Karina D. Torralba, MD, is chief of the Division of Rheumatology and the rheumatology fellowship program director for Loma Linda University Health, California.
This effort was supported by the Intramural Research Program of the National Institute of Arthritis and Musculoskeletal and Skin Diseases of the National Institutes of Health. This effort was made possible in part through the NIH Medical Research Scholars Program, a public-private partnership supported jointly by the NIH and contributions to the Foundation for the NIH from the Doris Duke Charitable Foundation, Genentech, the American Association for Dental Research, the Colgate-Palmolive Company, and other private donors. The manuscript herein is not an official statement of the NIH or NIAMS. The authors appreciate the thoughtful comments of Laura Lewandowski, MD, and Robert Lembo, MD, who pre-reviewed the manuscript.

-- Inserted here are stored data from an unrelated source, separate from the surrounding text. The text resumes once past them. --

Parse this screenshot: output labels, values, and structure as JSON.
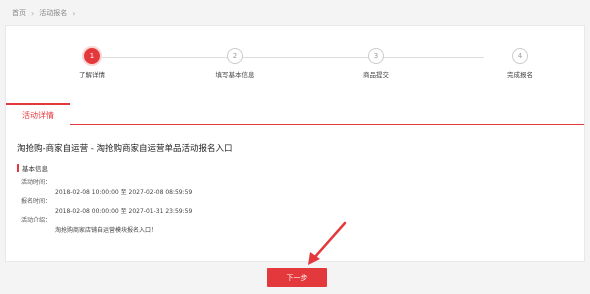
{
  "breadcrumb": {
    "home": "首页",
    "current": "活动报名"
  },
  "steps": [
    {
      "num": "1",
      "label": "了解详情"
    },
    {
      "num": "2",
      "label": "填写基本信息"
    },
    {
      "num": "3",
      "label": "商品提交"
    },
    {
      "num": "4",
      "label": "完成报名"
    }
  ],
  "tabs": {
    "active": "活动详情"
  },
  "activity": {
    "title": "淘抢购-商家自运营 - 淘抢购商家自运营单品活动报名入口",
    "section_label": "基本信息",
    "activity_time_label": "活动时间：",
    "activity_time_value": "2018-02-08 10:00:00 至 2027-02-08 08:59:59",
    "signup_time_label": "报名时间：",
    "signup_time_value": "2018-02-08 00:00:00 至 2027-01-31 23:59:59",
    "intro_label": "活动介绍：",
    "intro_value": "淘抢购商家店铺自运营模块报名入口！"
  },
  "buttons": {
    "next": "下一步"
  },
  "colors": {
    "accent": "#e4393c"
  }
}
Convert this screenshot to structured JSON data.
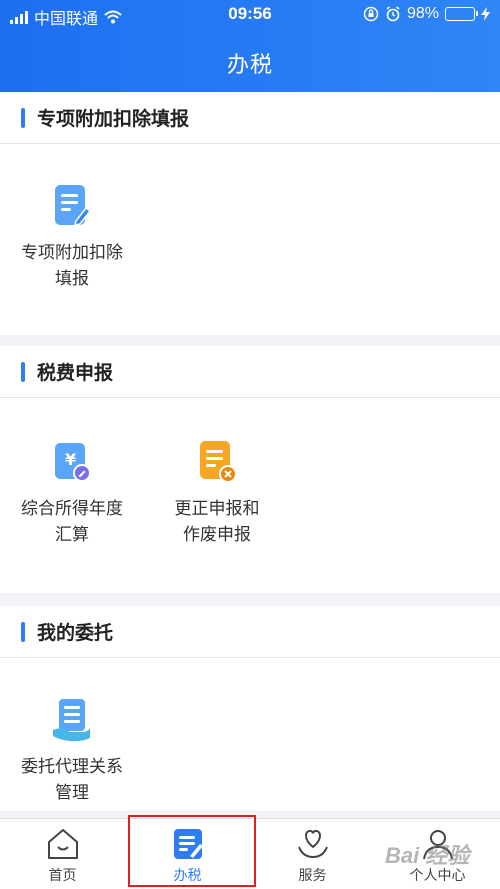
{
  "status_bar": {
    "carrier": "中国联通",
    "time": "09:56",
    "battery": "98%"
  },
  "nav": {
    "title": "办税"
  },
  "sections": [
    {
      "title": "专项附加扣除填报",
      "items": [
        {
          "line1": "专项附加扣除",
          "line2": "填报",
          "icon": "form-edit-icon"
        }
      ]
    },
    {
      "title": "税费申报",
      "items": [
        {
          "line1": "综合所得年度",
          "line2": "汇算",
          "icon": "yuan-document-icon"
        },
        {
          "line1": "更正申报和",
          "line2": "作废申报",
          "icon": "document-cancel-icon"
        }
      ]
    },
    {
      "title": "我的委托",
      "items": [
        {
          "line1": "委托代理关系",
          "line2": "管理",
          "icon": "hand-document-icon"
        }
      ]
    }
  ],
  "tabbar": {
    "items": [
      {
        "label": "首页",
        "icon": "home-icon"
      },
      {
        "label": "办税",
        "icon": "tax-document-icon",
        "active": true
      },
      {
        "label": "服务",
        "icon": "heart-hand-icon"
      },
      {
        "label": "个人中心",
        "icon": "person-icon"
      }
    ]
  },
  "watermark": "Bai 经验",
  "colors": {
    "accent": "#2f7df6",
    "header": "#1d6ff2",
    "highlight": "#e02020"
  }
}
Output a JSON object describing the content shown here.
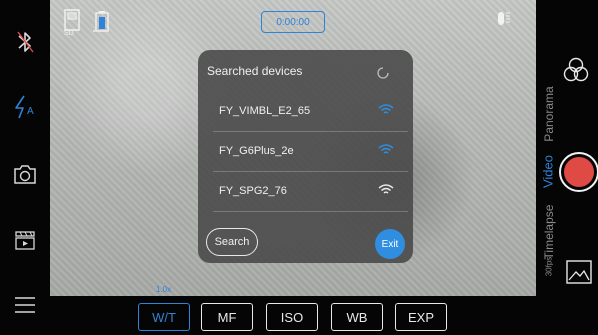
{
  "left_bar": {
    "icons": [
      "bluetooth-off-icon",
      "flash-auto-icon",
      "camera-switch-icon",
      "gallery-playback-icon",
      "menu-icon"
    ],
    "flash_label": "A"
  },
  "top_bar": {
    "storage_label": "SD",
    "recording_time": "0:00:00"
  },
  "dialog": {
    "title": "Searched devices",
    "devices": [
      {
        "name": "FY_VIMBL_E2_65",
        "signal_color": "#2f8ee0"
      },
      {
        "name": "FY_G6Plus_2e",
        "signal_color": "#2f8ee0"
      },
      {
        "name": "FY_SPG2_76",
        "signal_color": "#e8e8e8"
      }
    ],
    "search_label": "Search",
    "exit_label": "Exit"
  },
  "bottom_bar": {
    "zoom_label": "1.0x",
    "buttons": [
      "W/T",
      "MF",
      "ISO",
      "WB",
      "EXP"
    ],
    "active_button": "W/T"
  },
  "right_bar": {
    "modes": [
      "Panorama",
      "Video",
      "Timelapse"
    ],
    "active_mode": "Video",
    "small_label": "30fps"
  },
  "colors": {
    "accent": "#2f83d8",
    "record": "#e04a45"
  }
}
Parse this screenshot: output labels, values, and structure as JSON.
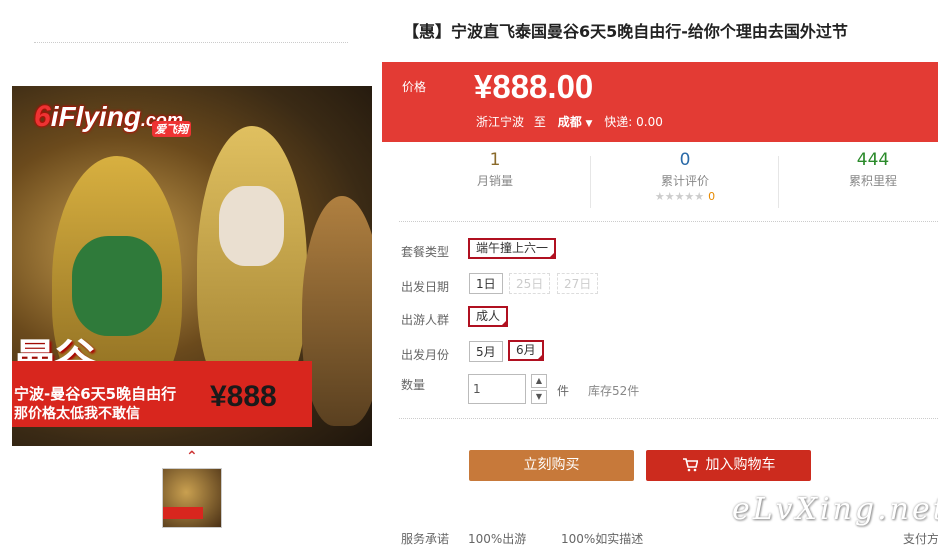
{
  "product": {
    "title": "【惠】宁波直飞泰国曼谷6天5晚自由行-给你个理由去国外过节"
  },
  "image": {
    "logo_text": "iFlying",
    "logo_domain": ".com",
    "logo_sub": "爱飞翔",
    "city": "曼谷",
    "banner_line1": "宁波-曼谷6天5晚自由行",
    "banner_line2": "那价格太低我不敢信",
    "banner_price": "¥888"
  },
  "pricing": {
    "label": "价格",
    "value": "¥888.00",
    "origin": "浙江宁波",
    "to": "至",
    "destination": "成都",
    "shipping": "快递: 0.00"
  },
  "stats": [
    {
      "value": "1",
      "label": "月销量",
      "color": "#8a6a2a"
    },
    {
      "value": "0",
      "label": "累计评价",
      "color": "#2a6aa8",
      "stars": "★★★★★",
      "star_count": "0"
    },
    {
      "value": "444",
      "label": "累积里程",
      "color": "#2a8a2a"
    }
  ],
  "options": {
    "package": {
      "label": "套餐类型",
      "values": [
        "端午撞上六一"
      ]
    },
    "date": {
      "label": "出发日期",
      "values": [
        "1日",
        "25日",
        "27日"
      ]
    },
    "crowd": {
      "label": "出游人群",
      "values": [
        "成人"
      ]
    },
    "month": {
      "label": "出发月份",
      "values": [
        "5月",
        "6月"
      ]
    }
  },
  "quantity": {
    "label": "数量",
    "value": "1",
    "unit": "件",
    "stock": "库存52件"
  },
  "buttons": {
    "buy": "立刻购买",
    "cart": "加入购物车"
  },
  "service": {
    "label": "服务承诺",
    "items": [
      "100%出游",
      "100%如实描述"
    ],
    "payment": "支付方"
  },
  "watermark": "eLvXing.net",
  "colors": {
    "accent_red": "#e33b34",
    "buy_button": "#c7793a",
    "cart_button": "#cc2b1e",
    "selected_border": "#b01020"
  }
}
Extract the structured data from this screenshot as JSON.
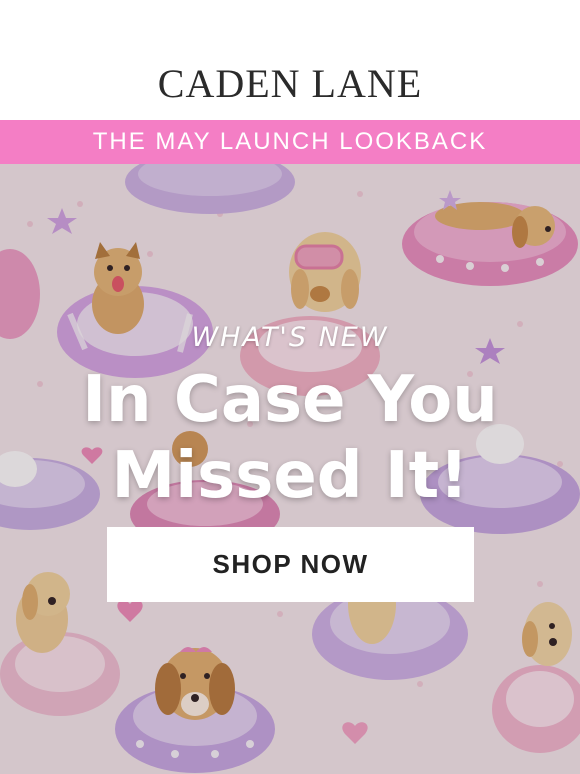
{
  "brand": {
    "name": "CADEN LANE"
  },
  "banner": {
    "text": "THE MAY LAUNCH LOOKBACK"
  },
  "hero": {
    "eyebrow": "WHAT'S NEW",
    "headline_line1": "In Case You",
    "headline_line2": "Missed It!",
    "cta_label": "SHOP NOW"
  },
  "colors": {
    "banner_bg": "#f47ec5",
    "logo_text": "#2b2b2b",
    "hero_bg": "#f6e8ec",
    "cta_bg": "#ffffff",
    "cta_text": "#222222"
  }
}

Community-Centered Medical Education How-Tos
- Involve the community in setting priorities and helping students understand the health challenges faced by the local society;
- Assess diagnostic medical skills in novel ways to illuminate implicit biases;
- Identify, record & track discrepancies in medical meaning-making to inform policymaking;
- Build time for reflection, specifically to examine human rights abuses, into curricular learning activities; and
- Pair community testimonials with expert commentaries at medical and educational conferences.